Dive Brief:
- Hackers working for an Asian government have breached at least 70 government agencies and critical infrastructure organizations in 37 countries over the past year as part of an espionage campaign likely aimed at collecting information about rare earth minerals, trade deals and economic partnerships, Palo Alto Networks said in a report published on Thursday.
- “While this group might be pursuing espionage objectives,” researchers with the company’s Unit 42 group wrote in the report, “its methods, targets and scale of operations are alarming, with potential long-term consequences for national security and key services.”
- The security firm provided indicators of compromise and described the threat actor’s techniques and infrastructure.
Dive Insight:
In addition to penetrating targets in 37 countries — including law-enforcement agencies, finance ministries and trade departments — the threat actor has cast a much wider net, conducting reconnaissance against government networks in 155 countries between November and December, according to Palo Alto Networks’ report.
The company did not attribute the activity of the group — which it tracks as TGR-STA-1030 — to a specific country, but its description of the group aligns closely with the objectives of the Chinese government.
The group’s victims, according to Palo Alto Networks, have included Brazil’s energy ministry, a key agency in the country that is believed to possess the world’s second-largest supply of rare earth minerals; Greece’s Syzefxis Project, which is designed to improve public services through faster internet connections; a Mongolian police agency, which experienced a breach shortly before Mongolia’s justice minister “met with a counterpart from an Asian nation; and several “national-level telecommunications companies.”
The hackers also penetrated “a major supplier in Taiwan’s power equipment industry,” according to the report. And while an Indonesian airline was negotiating the purchase of airplanes from a U.S. manufacturer, the hackers breached the airline’s networks. “At the same time,” the report said, “a competing interest was actively promoting aircraft from a manufacturer based in Southeast Asia.”
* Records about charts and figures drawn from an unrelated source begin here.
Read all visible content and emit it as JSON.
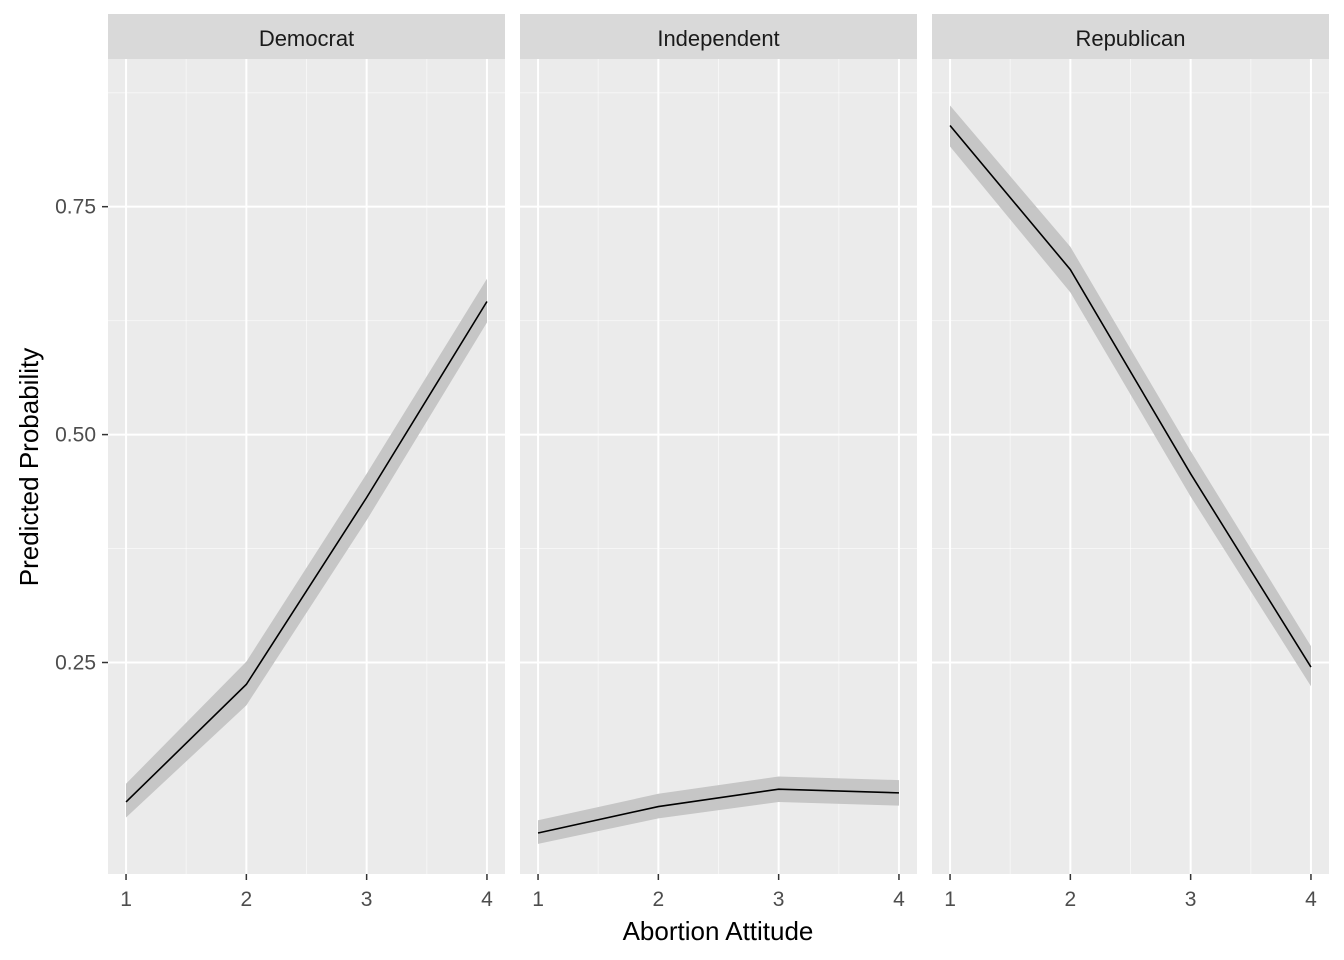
{
  "chart_data": {
    "type": "line",
    "facets": [
      "Democrat",
      "Independent",
      "Republican"
    ],
    "xlabel": "Abortion Attitude",
    "ylabel": "Predicted Probability",
    "x_ticks": [
      1,
      2,
      3,
      4
    ],
    "y_ticks": [
      0.25,
      0.5,
      0.75
    ],
    "y_tick_labels": [
      "0.25",
      "0.50",
      "0.75"
    ],
    "xlim": [
      0.85,
      4.15
    ],
    "ylim": [
      0.018,
      0.912
    ],
    "grid": true,
    "colors": {
      "panel": "#EBEBEB",
      "strip": "#D9D9D9",
      "grid_major": "#FFFFFF",
      "ribbon": "#C6C6C6",
      "line": "#000000",
      "axis_text": "#4D4D4D",
      "axis_title": "#000000",
      "strip_text": "#1A1A1A"
    },
    "series": [
      {
        "facet": "Democrat",
        "x": [
          1,
          2,
          3,
          4
        ],
        "y": [
          0.097,
          0.226,
          0.431,
          0.646
        ],
        "lower": [
          0.08,
          0.203,
          0.406,
          0.623
        ],
        "upper": [
          0.117,
          0.251,
          0.457,
          0.671
        ]
      },
      {
        "facet": "Independent",
        "x": [
          1,
          2,
          3,
          4
        ],
        "y": [
          0.063,
          0.092,
          0.111,
          0.107
        ],
        "lower": [
          0.051,
          0.079,
          0.097,
          0.093
        ],
        "upper": [
          0.077,
          0.106,
          0.125,
          0.121
        ]
      },
      {
        "facet": "Republican",
        "x": [
          1,
          2,
          3,
          4
        ],
        "y": [
          0.839,
          0.681,
          0.457,
          0.245
        ],
        "lower": [
          0.816,
          0.656,
          0.432,
          0.224
        ],
        "upper": [
          0.861,
          0.706,
          0.482,
          0.268
        ]
      }
    ]
  }
}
Other attacks pointed even more clearly at Beijing. Weeks after the Czech Republic’s president met with the Dalai Lama, hackers began scanning the networks of the Czech military, the national police, the parliament and multiple national government bureaus. And on Oct. 31, one month before Honduras held a presidential election “in which both candidates signaled openness to restoring diplomatic relations with Taiwan,” the report said, the hackers targeted at least 200 Honduran government IP addresses — one of their most intense periods of activity on record.
The group’s tooling includes a phishing-delivered malware loader originally named DiaoYu, the Chinese word for “fishing,” which scans for a handful of antivirus products before deploying a Cobalt Strike payload. The group has tried to exploit vulnerabilities in Microsoft Exchange Server, SAP Solution Manager and more than a dozen other products and services, researchers said.
Palo Alto Networks also observed the hackers using a unique rootkit, which the security firm dubbed ShadowGuard, to stealthily run inside the Linux kernel’s Extended Berkeley Packet Filter (eBPF) virtual machine. “eBPF backdoors are notoriously difficult to detect because they operate entirely within the highly trusted kernel space,” researchers wrote. “This allows them to manipulate core system functions and audit logs before security tools or system monitoring applications can see the true data.”
That tradecraft aligns with recent research on China-linked groups’ use of sophisticated malware.
The threat actor “applies a multi-tiered infrastructure approach to obfuscate its activities,” researchers wrote, but some of the group’s activity still revealed clues about its origins. In some cases, the report said, the hackers connected to victims’ networks from IP addresses belonging to China Mobile Communications Group, one of China’s most important backbone providers.
Palo Alto Networks said its analysis suggested the hackers had been active since January 2024. The group “remains an active threat to government and critical infrastructure worldwide,” it warned.